That's a larger margin than he was expecting! Hopefully it bodes well for the next proposal, which was always going to be the more controversial one. He spent much of yesterday evening doing research, and he's confident the truth is on his side here, but he's not especially good at predicting the whims of the Convention.
"Thank you. Our next proposal relates to allowable forms of punishment.
Two days ago, a man named Vícenç Bardera was executed for his role in the riots. He had been part of a mob that murdered a tiefling woman, leaving her children as orphans. When the rain began, he demanded entry into a local merchant's house at knifepoint. While taking refuge from the rain, he forced himself on the man's adolescent daughters. For these crimes he received the Final Blade.
I do not know if the prospect of a harsher sentence would have deterred him from his crimes. But I do know that, having murdered an innocent woman and thereby earned a death sentence, our laws provided no further incentive for him to refrain from heinous crimes.
In the time of Aroden, there were fourteen standardized punishments, and it is those punishments we seek to restore.
In light of the diversity and severity of punishments under Infernal Rule, Cheliax shall in matters of criminal law only perform the following fourteen punishments on civilians:
- Whipping, with a horsewhip, no more than 80 times, ceasing before the point of risk to life.
- Fine, with any amount unpaid collected via indenture as an agricultural worker or domestic laborer, for a maximum term of 1 year per ten crowns left unpaid.
- Imprisonment.
- Pillory, not to exceed one month.
- Branding.
- Civil Death.*
- Banishment.
- Maiming, only in situations where it will inhibit commission of the same crime and will not pose a risk to life.
- Hard labor, not to exceed ten years.
- Death, by hanging, garroting, or beheading, with an eye to swiftness.
- Confiscation, or death and seizure of inheritance.
- Burning at the Stake.
- Breaking upon the Wheel.
- Turning to Parts, reserved solely for the punishment of High Treason.
Writers of criminal laws shall identify which punishments from this set are appropriate for violations of that law, and may not invent new punishments. It shall be standard, in the case of repeat offenses, to increase the quantitative penalty or to increase the grade of the punishment. Punishments 1-3 may be referred to as "corrective" punishments. Punishments 4-7 may be referred to as "humiliating" punishments. Punishments 8-11 may be referred to as "afflictive" punishments. Punishments 12-14 may be referred to as "torturous" punishments. The military shall determine its own punishments under a separate law.

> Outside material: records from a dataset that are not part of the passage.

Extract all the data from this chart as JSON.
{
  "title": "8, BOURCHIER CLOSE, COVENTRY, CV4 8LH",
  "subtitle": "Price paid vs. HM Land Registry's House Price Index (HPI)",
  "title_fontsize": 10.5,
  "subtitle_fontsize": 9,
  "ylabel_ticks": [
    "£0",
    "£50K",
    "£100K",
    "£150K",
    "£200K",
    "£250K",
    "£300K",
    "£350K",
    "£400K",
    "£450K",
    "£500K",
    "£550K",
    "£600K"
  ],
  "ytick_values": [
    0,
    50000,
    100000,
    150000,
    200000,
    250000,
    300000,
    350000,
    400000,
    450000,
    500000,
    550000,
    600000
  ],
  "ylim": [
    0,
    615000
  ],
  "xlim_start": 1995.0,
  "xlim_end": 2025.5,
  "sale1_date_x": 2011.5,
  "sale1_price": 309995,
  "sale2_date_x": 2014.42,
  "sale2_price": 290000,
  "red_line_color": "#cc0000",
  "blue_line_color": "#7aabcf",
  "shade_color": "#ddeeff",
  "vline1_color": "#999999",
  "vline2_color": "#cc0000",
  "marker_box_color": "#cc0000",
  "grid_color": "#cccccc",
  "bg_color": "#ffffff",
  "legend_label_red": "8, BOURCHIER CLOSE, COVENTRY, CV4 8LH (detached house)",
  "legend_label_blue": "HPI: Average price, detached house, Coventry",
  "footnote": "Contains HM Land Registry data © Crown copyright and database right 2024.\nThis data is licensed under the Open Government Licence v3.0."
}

* Civil death is the loss of all civil rights, and all property is considered to pass on as though the individual had died.
In those regions of Cheliax which practiced trial by ordeal before the Asmodean regime came to power, this statute shall additionally permit those who have been accused of crimes for which the ordinary sentence is afflictive or torturous to undergo trial by ordeal, in accordance with their Arodenite traditions. However, if the accused requests an ordinary trial instead of trial by ordeal, this request must be granted.
Do not take me as saying that the torturous punishments should be common. They were used sparingly in Arodenite Cheliax, and they should be used sparingly now. It is enough that they be possible — that an Evildoer, having committed a crime that bears a sentence of death, still has reason to fear what the law will do if he continues.
I have no doubt that this law's opponents will rise in a moment to tell you that Lastwall makes do with swift and painless executions. This is true, and I place no fault with Her Majesty for hoping that we might imitate Lastwall's model. But Lastwall's model works because it is suited to Lastwall, where nearly every man is virtuous and Lawful, and where Iomedae Herself stands ready to correct them if they should fall into error.
In the whole of Lastwall, seventeen people were executed last year. In Westcrown alone, more people have been executed in the last week.
With that being said, I do not wish to restore the barbarity of the Thrunes either. I seek, rather, to carve a moderate path between the leniency that preceded the Third and the cruelty of Asmodean Cheliax. The Thrunes were concerned not with what was necessary, but with cruelty for cruelty's sake. That was wrong, and this law condemns it. There are men in this room who would seek to return us to the days when men were boiled alive, but I am not one of them. This law rightly forbids such punishments and ensures that no magistrate further from our capital will mistakenly believe such punishments permissible, whether it is someone in this room who stands trial or any other subject of Cheliax.
It is too late to protect Vícenç Bardera's victims. But it is not too late to protect our subjects from those men who will come after him, and I hope you will join me in doing so."